ISTANBUL - Amateur golfers and seasoned professionals will tee off side-by-side in Belek next weekend, as 16 teams from across Great Britain will be competing for the 5,000-pound PGA National Pro-Am Championship at the Antalya Golf Club. Tournament organizers express their happiness to be ’coming to Turkey again’

Europe’s biggest pro-am golf tournament will be visiting Turkey’s up and coming golf center Belek for the second year next week.

The 36-hole final of the PGA National Pro-Am Championship will be held at the Antalya Golf Club’s PGA Sultan Course on Dec. 2-3. The course is one of the 14 courses in Belek, which was chosen as Europe's golf destination in Europe this year by the International Association of Golf Tour Operators.

16 teams from across Great Britain will be competing over the course with 5,000 pounds up for grabs for the winning professional player.

PGA pro-am tournaments, in which a professional player teams up with an amateur player, help strengthen the relationship between the club professional and amateur. It is an opportunity for the amateur to play with a top class player while the pro can also build relationships with his amateur partner and club.

In the case of the PGA National Pro-Am Championship, it is Europe's largest pro-am and gives both pro and amateur the chance to experience tournament golf at the very highest level in an international setting and on a world-class golf course. For the pro it is an opportunity to compete for a big prize fund while invariably for the amateur it is a once in a life-time golfing experience that few amateurs are lucky enough to enjoy.Nathaniel Sylvester, the Professional Golfers' Association Head of Media, told the Hürriyet Daily News & Economic Review by e-mail the organization was very happy to be coming to Turkey again.

"The branding of the PGA Sultan Course at Antalya Golf Club presented a marvelous opportunity to take the National Pro-Am Championship to Turkey, which is one of the flourishing golf destinations in Europe," she said. "In previous years, the final has been played in countries like Spain and Portugal and as golf's popularity continues to grow in Turkey, the PGA is delighted to raise the profile of the sport by taking one of its most prestigious finals to the region."

Impressive courses

Sylvester also praised the facilities. "Antalya Golf Club and the Sirene Resort Hotel are very impressive and all of the players who competed last year were complimentary of the venue and course. They are all happy to be back."
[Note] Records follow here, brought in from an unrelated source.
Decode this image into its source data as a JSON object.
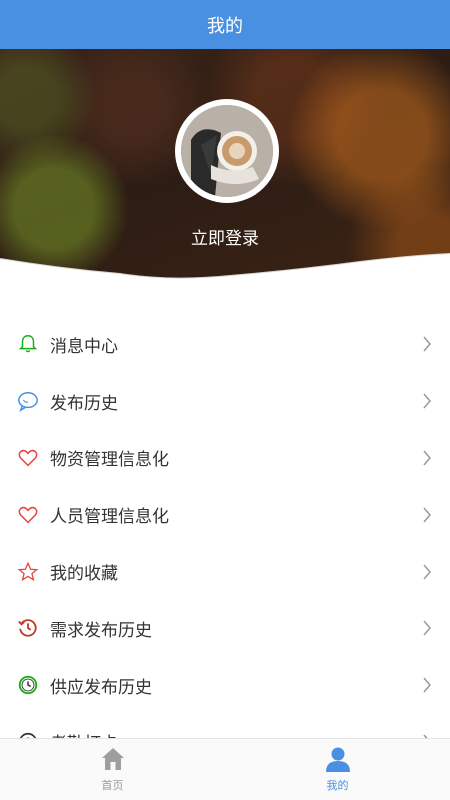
{
  "header": {
    "title": "我的"
  },
  "profile": {
    "login_label": "立即登录"
  },
  "menu": {
    "items": [
      {
        "label": "消息中心",
        "icon": "bell-icon",
        "color": "#1aad19"
      },
      {
        "label": "发布历史",
        "icon": "chat-bubble-icon",
        "color": "#4a90e2"
      },
      {
        "label": "物资管理信息化",
        "icon": "heart-icon",
        "color": "#e64340"
      },
      {
        "label": "人员管理信息化",
        "icon": "heart-icon",
        "color": "#e64340"
      },
      {
        "label": "我的收藏",
        "icon": "star-icon",
        "color": "#e64340"
      },
      {
        "label": "需求发布历史",
        "icon": "history-icon",
        "color": "#c0392b"
      },
      {
        "label": "供应发布历史",
        "icon": "clock-icon",
        "color": "#1aad19"
      },
      {
        "label": "考勤打卡",
        "icon": "clock-icon",
        "color": "#333333"
      }
    ]
  },
  "tabbar": {
    "tabs": [
      {
        "label": "首页",
        "icon": "home-icon",
        "active": false
      },
      {
        "label": "我的",
        "icon": "user-icon",
        "active": true
      }
    ],
    "active_color": "#4a90e2",
    "inactive_color": "#999999"
  }
}
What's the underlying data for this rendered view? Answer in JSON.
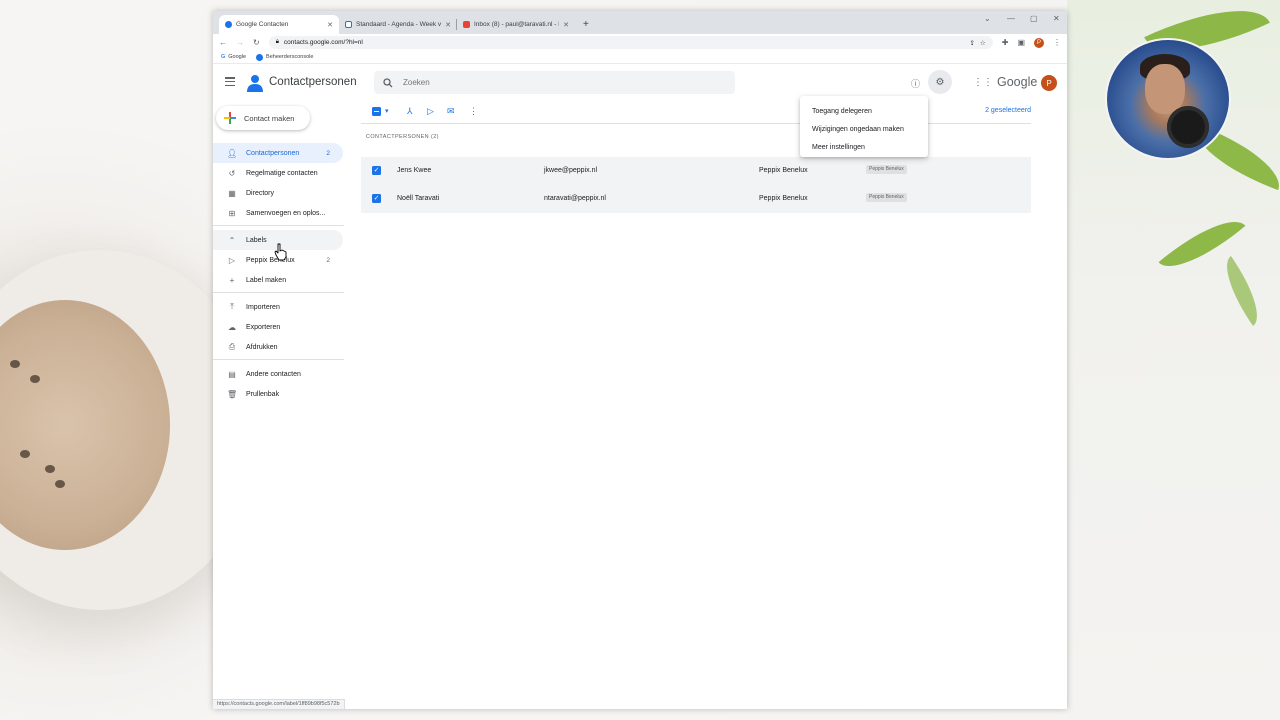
{
  "browser": {
    "tabs": [
      {
        "title": "Google Contacten",
        "active": true
      },
      {
        "title": "Standaard - Agenda - Week van",
        "active": false
      },
      {
        "title": "Inbox (8) - paul@taravati.nl - M...",
        "active": false
      }
    ],
    "new_tab": "+",
    "url": "contacts.google.com/?hl=nl",
    "bookmarks": [
      "Google",
      "Beheerdersconsole"
    ],
    "status_url": "https://contacts.google.com/label/1ff89b98f5c572b"
  },
  "header": {
    "app_title": "Contactpersonen",
    "search_placeholder": "Zoeken",
    "google_word": "Google",
    "avatar_letter": "P"
  },
  "sidebar": {
    "create_label": "Contact maken",
    "items": [
      {
        "label": "Contactpersonen",
        "count": "2",
        "icon": "person-icon"
      },
      {
        "label": "Regelmatige contacten",
        "count": "",
        "icon": "history-icon"
      },
      {
        "label": "Directory",
        "count": "",
        "icon": "domain-icon"
      },
      {
        "label": "Samenvoegen en oplos...",
        "count": "",
        "icon": "merge-icon"
      }
    ],
    "labels_header": "Labels",
    "label_items": [
      {
        "label": "Peppix Benelux",
        "count": "2"
      }
    ],
    "create_label_item": "Label maken",
    "tools": [
      {
        "label": "Importeren",
        "icon": "upload-icon"
      },
      {
        "label": "Exporteren",
        "icon": "cloud-download-icon"
      },
      {
        "label": "Afdrukken",
        "icon": "print-icon"
      }
    ],
    "other": [
      {
        "label": "Andere contacten",
        "icon": "archive-icon"
      },
      {
        "label": "Prullenbak",
        "icon": "trash-icon"
      }
    ]
  },
  "main": {
    "selected_count": "2 geselecteerd",
    "section_label": "CONTACTPERSONEN (2)",
    "contacts": [
      {
        "name": "Jens Kwee",
        "email": "jkwee@peppix.nl",
        "company": "Peppix Benelux",
        "label": "Peppix Benelux"
      },
      {
        "name": "Noëll Taravati",
        "email": "ntaravati@peppix.nl",
        "company": "Peppix Benelux",
        "label": "Peppix Benelux"
      }
    ]
  },
  "settings_menu": {
    "items": [
      "Toegang delegeren",
      "Wijzigingen ongedaan maken",
      "Meer instellingen"
    ]
  },
  "colors": {
    "accent": "#1a73e8",
    "active_nav_bg": "#e8f0fe",
    "avatar": "#c4501a"
  }
}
With Turkey's reputation continuing to grow, the PGA would consider to move more international tournaments to the country if the right opportunity presented itself, she added.

In Turkey, golf is mostly considered as a tourism opportunity rather than a sport. The PGA will do its part to promote the sport here, Sylvester said. "The PGA, through its membership of the PGAs of Europe, is committed to growing and promoting the game across Europe, including Turkey," the head of media said. "Through its association with Antalya Golf Club and the PGA Sultan Course, the PGA is also keen to support any local initiatives that encourage people to take up the sport."

The current global economic crisis has hit all sectors of the economy and sport, and golf is no exception. Sylvester said golf economy was still vital. "The global economic problems present challenges for all businesses, but golf across Europe remains an important part of the economy worth $18billion and the PGA and its 7,500 members are a key part of that," Sylvester said.